California’s current statewide minimum wage of $10 per hour is already among the highest in the country. The state of New York is also considering raising its minimum wage to $15 per hour, where fast food restaurants are already subject to a $15 per hour minimum.
Both houses of California’s state legislature passed a measure to raise the wage on March 31st. California’s current minimum wage is set at $10 an hour. Under the measures, increases would start in 2017 with a $0.50 hike to $10.50 an hour.
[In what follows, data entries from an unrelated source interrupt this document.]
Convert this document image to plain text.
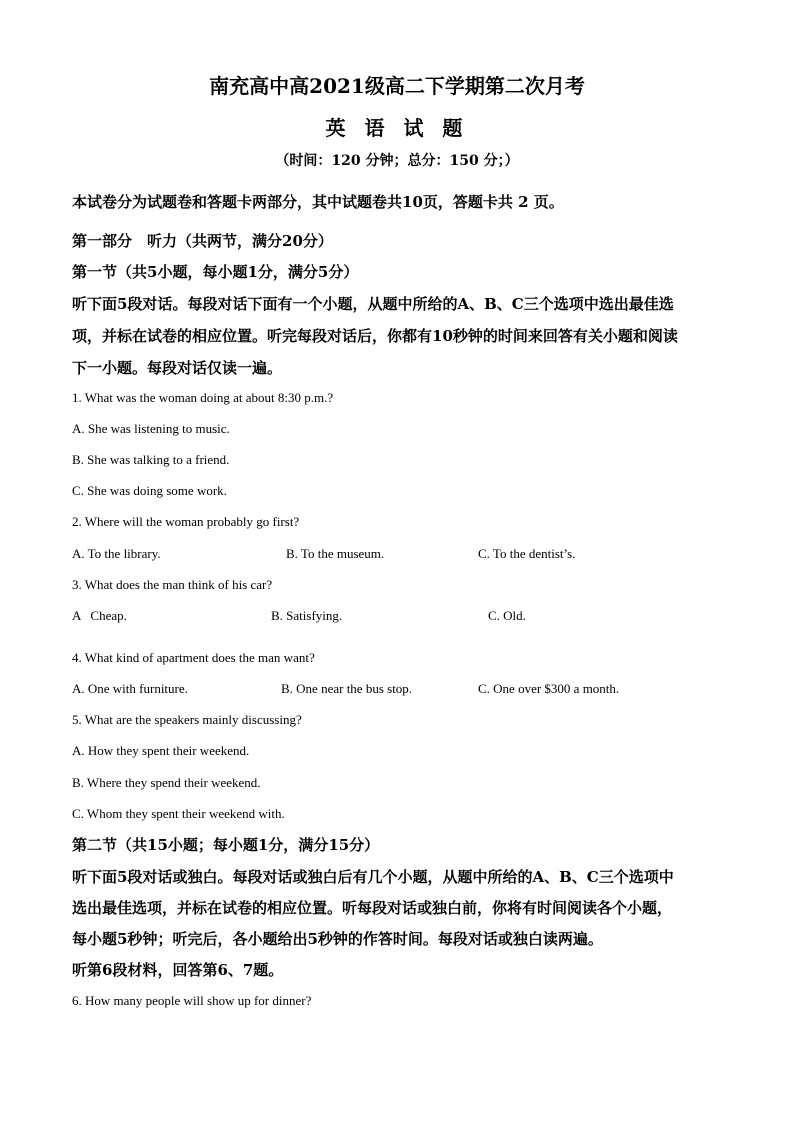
南充高中高2021级高二下学期第二次月考
英 语 试 题
（时间：120 分钟；总分：150 分；）
本试卷分为试题卷和答题卡两部分，其中试题卷共10页，答题卡共 2 页。
第一部分　听力（共两节，满分20分）
第一节（共5小题，每小题1分，满分5分）
听下面5段对话。每段对话下面有一个小题，从题中所给的A、B、C三个选项中选出最佳选
项，并标在试卷的相应位置。听完每段对话后，你都有10秒钟的时间来回答有关小题和阅读
下一小题。每段对话仅读一遍。
1. What was the woman doing at about 8:30 p.m.?
A. She was listening to music.
B. She was talking to a friend.
C. She was doing some work.
2. Where will the woman probably go first?
A. To the library.	B. To the museum.	C. To the dentist’s.
3. What does the man think of his car?
A   Cheap.	B. Satisfying.	C. Old.
4. What kind of apartment does the man want?
A. One with furniture.	B. One near the bus stop.	C. One over $300 a month.
5. What are the speakers mainly discussing?
A. How they spent their weekend.
B. Where they spend their weekend.
C. Whom they spent their weekend with.
第二节（共15小题；每小题1分，满分15分）
听下面5段对话或独白。每段对话或独白后有几个小题，从题中所给的A、B、C三个选项中
选出最佳选项，并标在试卷的相应位置。听每段对话或独白前，你将有时间阅读各个小题，
每小题5秒钟；听完后，各小题给出5秒钟的作答时间。每段对话或独白读两遍。
听第6段材料，回答第6、7题。
6. How many people will show up for dinner?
This would be followed by another $0.50 raise in 2018, and then annual $1.00 increases through 2022.
Individual cities and counties may also impose their own minimum rates, such as Los Angeles which will be increasing its minimum to $15 per hour by 2020.
Nationally, the federal minimum wage has not increased since 2009 and is currently set at $7.25 an hour, yet 29 states and D.C. have higher minimums.
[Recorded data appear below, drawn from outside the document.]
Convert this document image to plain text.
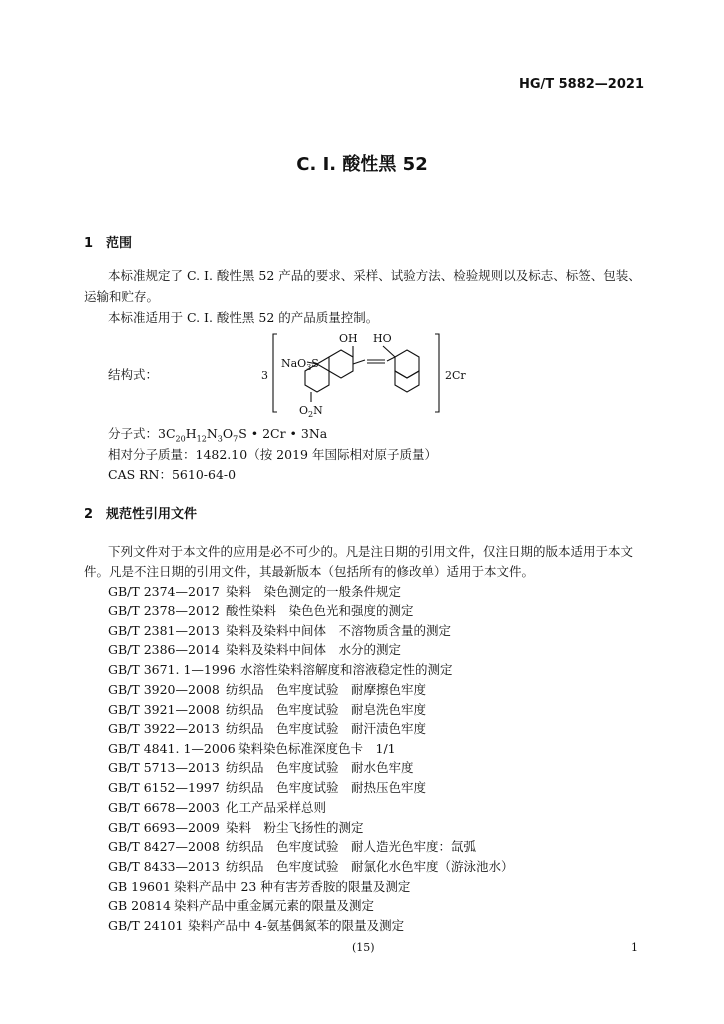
HG/T 5882—2021
C. I. 酸性黑 52
1 范围
本标准规定了 C. I. 酸性黑 52 产品的要求、采样、试验方法、检验规则以及标志、标签、包装、
运输和贮存。
本标准适用于 C. I. 酸性黑 52 的产品质量控制。
结构式：	3	2Cr
OH HO
NaO$_3$S
$O_2N$
分子式：$3C_{20}H_{12}N_3O_7S$ • 2Cr • 3Na
相对分子质量：1482.10（按 2019 年国际相对原子质量）
CAS RN：5610-64-0
2 规范性引用文件
下列文件对于本文件的应用是必不可少的。凡是注日期的引用文件，仅注日期的版本适用于本文
件。凡是不注日期的引用文件，其最新版本（包括所有的修改单）适用于本文件。
GB/T 2374—2017 染料　染色测定的一般条件规定
GB/T 2378—2012 酸性染料　染色色光和强度的测定
GB/T 2381—2013 染料及染料中间体　不溶物质含量的测定
GB/T 2386—2014 染料及染料中间体　水分的测定
GB/T 3671. 1—1996 水溶性染料溶解度和溶液稳定性的测定
GB/T 3920—2008 纺织品　色牢度试验　耐摩擦色牢度
GB/T 3921—2008 纺织品　色牢度试验　耐皂洗色牢度
GB/T 3922—2013 纺织品　色牢度试验　耐汗渍色牢度
GB/T 4841. 1—2006 染料染色标准深度色卡　1/1
GB/T 5713—2013 纺织品　色牢度试验　耐水色牢度
GB/T 6152—1997 纺织品　色牢度试验　耐热压色牢度
GB/T 6678—2003 化工产品采样总则
GB/T 6693—2009 染料　粉尘飞扬性的测定
GB/T 8427—2008 纺织品　色牢度试验　耐人造光色牢度：氙弧
GB/T 8433—2013 纺织品　色牢度试验　耐氯化水色牢度（游泳池水）
GB 19601 染料产品中 23 种有害芳香胺的限量及测定
GB 20814 染料产品中重金属元素的限量及测定
GB/T 24101 染料产品中 4-氨基偶氮苯的限量及测定
(15)	1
For over 74 years, workers in the United States have been granted a minimum wage level for their benefit. An initial attempt to establish a minimum level for wages occurred in 1933, when a depression era mandate set a wage minimum at 25 cents per hour ($4.10 in 2012 dollars). The National Industrial Recovery Act, which was the act that the initial wage evolved from, was declared unconstitutional by the Supreme Court in 1935.
In 1938, the minimum wage was re-established successfully under the Fair Labor Standards Act. The act held ground because the Supreme Court noted that Congress had the power under the Commerce Clause to regulate employment conditions. Since then, a minimum wage has always been in place and enforced nationally.
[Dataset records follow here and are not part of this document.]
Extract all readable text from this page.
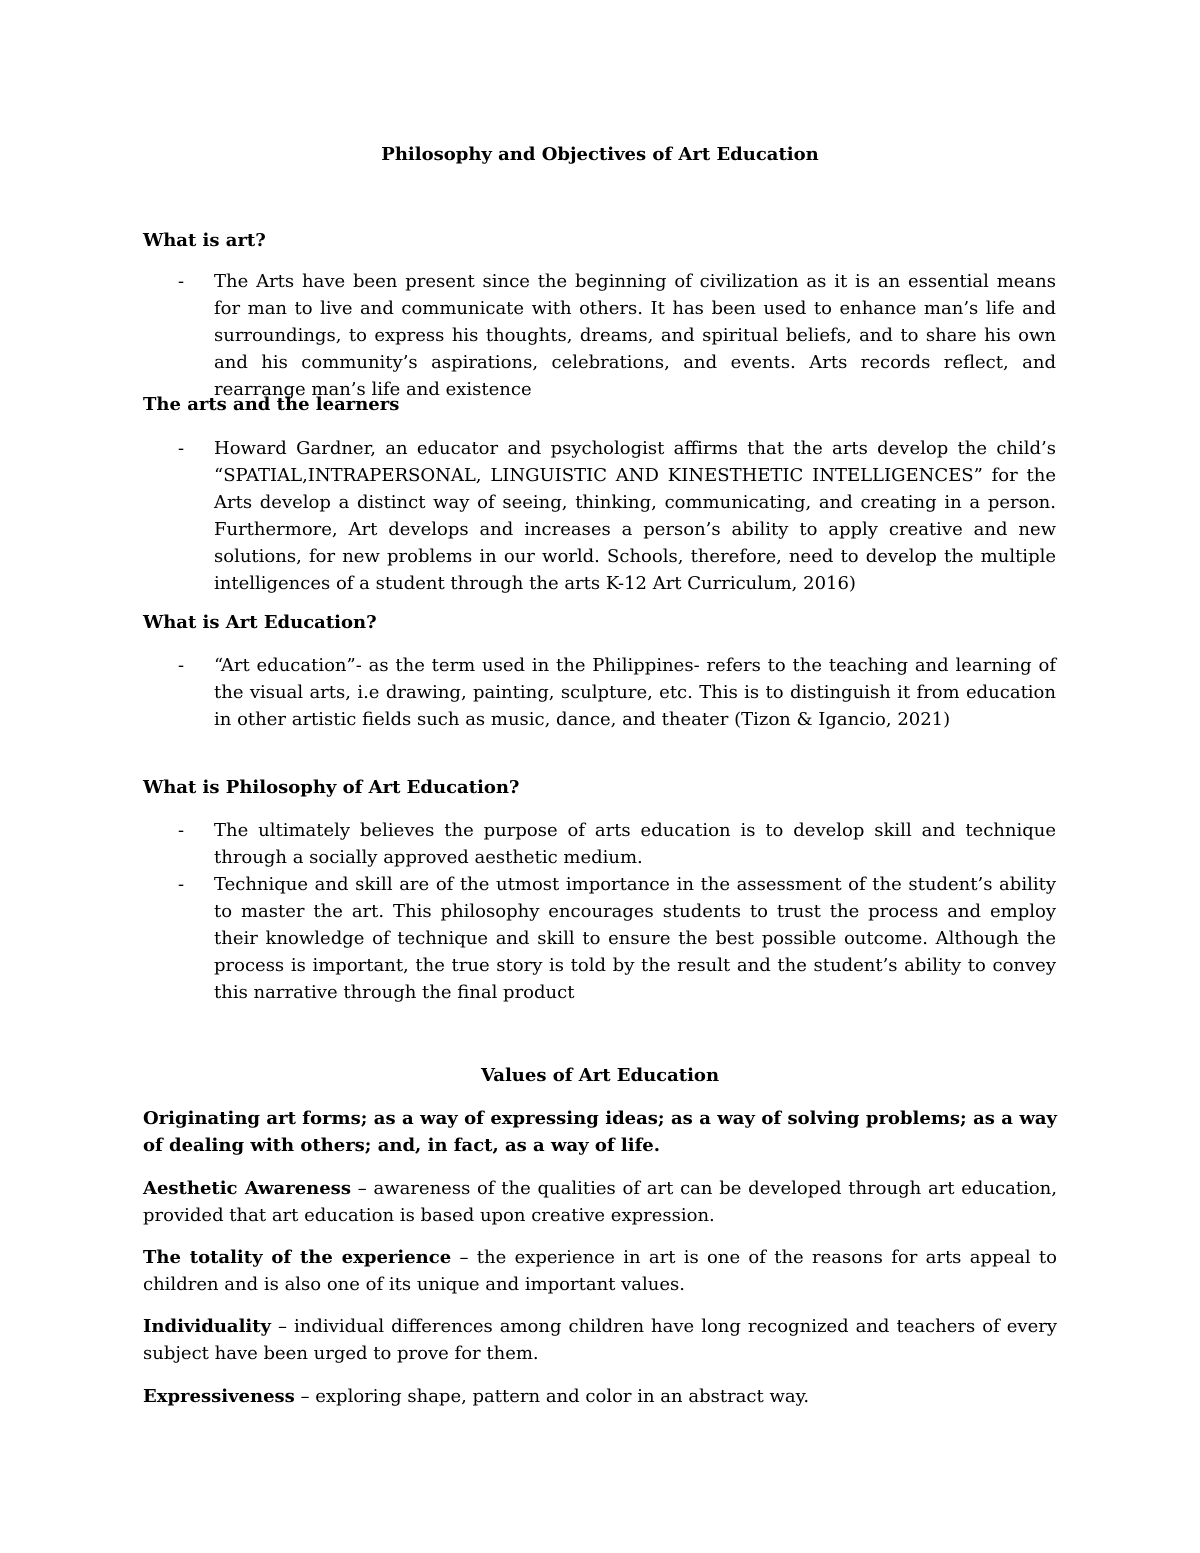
Philosophy and Objectives of Art Education
What is art?
- The Arts have been present since the beginning of civilization as it is an essential means for man to live and communicate with others. It has been used to enhance man’s life and surroundings, to express his thoughts, dreams, and spiritual beliefs, and to share his own and his community’s aspirations, celebrations, and events. Arts records reflect, and rearrange man’s life and existence
The arts and the learners
- Howard Gardner, an educator and psychologist affirms that the arts develop the child’s “SPATIAL,INTRAPERSONAL, LINGUISTIC AND KINESTHETIC INTELLIGENCES” for the Arts develop a distinct way of seeing, thinking, communicating, and creating in a person. Furthermore, Art develops and increases a person’s ability to apply creative and new solutions, for new problems in our world. Schools, therefore, need to develop the multiple intelligences of a student through the arts K-12 Art Curriculum, 2016)
What is Art Education?
- “Art education”- as the term used in the Philippines- refers to the teaching and learning of the visual arts, i.e drawing, painting, sculpture, etc. This is to distinguish it from education in other artistic fields such as music, dance, and theater (Tizon & Igancio, 2021)
What is Philosophy of Art Education?
- The ultimately believes the purpose of arts education is to develop skill and technique through a socially approved aesthetic medium.
- Technique and skill are of the utmost importance in the assessment of the student’s ability to master the art. This philosophy encourages students to trust the process and employ their knowledge of technique and skill to ensure the best possible outcome. Although the process is important, the true story is told by the result and the student’s ability to convey this narrative through the final product
Values of Art Education
Originating art forms; as a way of expressing ideas; as a way of solving problems; as a way of dealing with others; and, in fact, as a way of life.
Aesthetic Awareness – awareness of the qualities of art can be developed through art education, provided that art education is based upon creative expression.
The totality of the experience – the experience in art is one of the reasons for arts appeal to children and is also one of its unique and important values.
Individuality – individual differences among children have long recognized and teachers of every subject have been urged to prove for them.
Expressiveness – exploring shape, pattern and color in an abstract way.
The Fair Labor Standards Act sets federal minimum wage standards, while state governments set state minimum wages. While some states have higher minimum wage standards than federal law, others have the same rate or none at all. Where federal and state laws have different minimum wage rates, the higher standard (wage) applies.
Some states don’t impose a minimum wage and just let employers abide by the federal standards. Alabama, Louisiana, Mississippi, South Carolina, and Tennessee currently have no minimum wage.